Steffen fing die ersten beiden Runden mit Siegen an, wobei er – zumindest nach eigenem Empfinden – für die Siege deutlich mehr strecken musste (“Mein Schach sollte illegal sein”), als wohl nötig gewesen wäre. In der 3. Runde gab es nach über 10 Jahren das erste Langzeit-Duell Pohl-Adelhütte, in welchem Dennis kurz vor dem 20. Zug eine Möglichkeit für großen Vorteil ausließ. Im Doppelturmendspiel (Steffen noch ein Läufer, Dennis einen Springer) war Dennis die ganze Zeit leicht im Vorteil, und mit knapper Zeit von Steffen wurde dieser immer größer – und als die letzte praktische Chance per Turmopfer liegen blieb, machte Dennis den Sack zu. Dann gewann Steffen noch die 4. Runde und hatte mit 3/4 definitiv noch Chancen für die TOP3, als er in Runde 5 gegen den Youngster Jonas Heemann (SK Nürnberg 1911) eine etwas zu wilde Konstruktion wählte und in den taktischen Verwirrungen den kürzeren zog. In Runde 6 ging es mit Mehrbauer dann – auch wieder in knapper Zeit – nur noch in ein Remis, und die letzte Runde tat er sich dann nicht mehr an. Damit Rang 27 mit 3,5/6!

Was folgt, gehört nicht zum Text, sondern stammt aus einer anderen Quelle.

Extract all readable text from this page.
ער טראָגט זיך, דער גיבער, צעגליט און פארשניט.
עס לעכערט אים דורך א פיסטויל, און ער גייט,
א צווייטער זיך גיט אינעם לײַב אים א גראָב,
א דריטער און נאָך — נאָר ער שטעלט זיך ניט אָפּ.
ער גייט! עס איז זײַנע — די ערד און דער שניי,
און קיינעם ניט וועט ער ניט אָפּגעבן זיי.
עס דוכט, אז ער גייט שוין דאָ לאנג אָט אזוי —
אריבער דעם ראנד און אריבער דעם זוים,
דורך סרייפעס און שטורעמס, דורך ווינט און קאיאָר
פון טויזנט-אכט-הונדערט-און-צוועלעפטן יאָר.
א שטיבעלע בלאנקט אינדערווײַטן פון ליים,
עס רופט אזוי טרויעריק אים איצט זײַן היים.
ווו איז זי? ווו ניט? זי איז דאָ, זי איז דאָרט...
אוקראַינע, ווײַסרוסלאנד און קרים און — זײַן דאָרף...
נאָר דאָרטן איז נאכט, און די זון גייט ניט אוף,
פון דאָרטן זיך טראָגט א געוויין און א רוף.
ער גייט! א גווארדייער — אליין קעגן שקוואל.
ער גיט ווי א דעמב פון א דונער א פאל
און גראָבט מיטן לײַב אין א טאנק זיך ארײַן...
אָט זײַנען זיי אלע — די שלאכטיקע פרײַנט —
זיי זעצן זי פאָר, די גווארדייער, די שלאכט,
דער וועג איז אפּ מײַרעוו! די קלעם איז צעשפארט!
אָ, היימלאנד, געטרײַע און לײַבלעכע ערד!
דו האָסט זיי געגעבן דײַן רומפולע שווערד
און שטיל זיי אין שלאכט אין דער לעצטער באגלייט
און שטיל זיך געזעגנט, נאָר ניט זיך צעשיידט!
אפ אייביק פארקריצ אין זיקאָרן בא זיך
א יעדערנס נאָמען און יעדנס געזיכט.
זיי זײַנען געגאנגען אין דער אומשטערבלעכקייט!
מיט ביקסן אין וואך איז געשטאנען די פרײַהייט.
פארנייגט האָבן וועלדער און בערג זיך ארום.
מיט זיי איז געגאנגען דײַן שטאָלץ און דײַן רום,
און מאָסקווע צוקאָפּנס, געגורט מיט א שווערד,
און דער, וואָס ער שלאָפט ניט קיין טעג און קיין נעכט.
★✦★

Erfahrung dominiert Youngster’sche Talente
Auf 57 gesetzt startete Eshwar krankheitsbedingt erst in Runde 2 an. In der Natur der Sache liegt als 57 unter 60, dass man eigentlich nur stärkere Gegner bekommt. Sehr schnell spielend verlor Eshwar auch noch Runden 2-4, und in Runde 5 kam dann das Freilos. Dann aber: In Runde 6 ließ sich sein Gegner Ivo Sarvevic auf das Geblitze mit ein und Eshwar konnte gegen den über 200 Punkte stärkeren Gegner einen ganzen Punkt einfahren! Damit tat auch die Schlussniederlage im Vereinsduell gegen Oguz nicht mehr so weh, und Eshwar landete mit 2/6 auf einem guten 55. Platz! Und nebenbei ein sauberes DWZ-Plus von 46 eingefahren 🙂
Bei Oguz lief das Turnier quasi wie eine typische Schweizer Schaukel. In der ersten Runde spielte er auf Brett 2 gegen die Nummer 2, Albert Lemba. Sah es zumindest optisch so aus, dass Oguz zu einem vernichtenden Angriff ansetzen könnte, opferte sein Gegner einfach mal einen Turm. Der hießige Zuschauer dachte, dass dies nur die Notbremse sei für ein Dauerschach, aber die daraus folgenden Mattdrohugen waren wohl nur noch über ein Turm-Rückopfer abwehrbar. Oguz übersah die Gefahr und rannte leider sofort ins Matt.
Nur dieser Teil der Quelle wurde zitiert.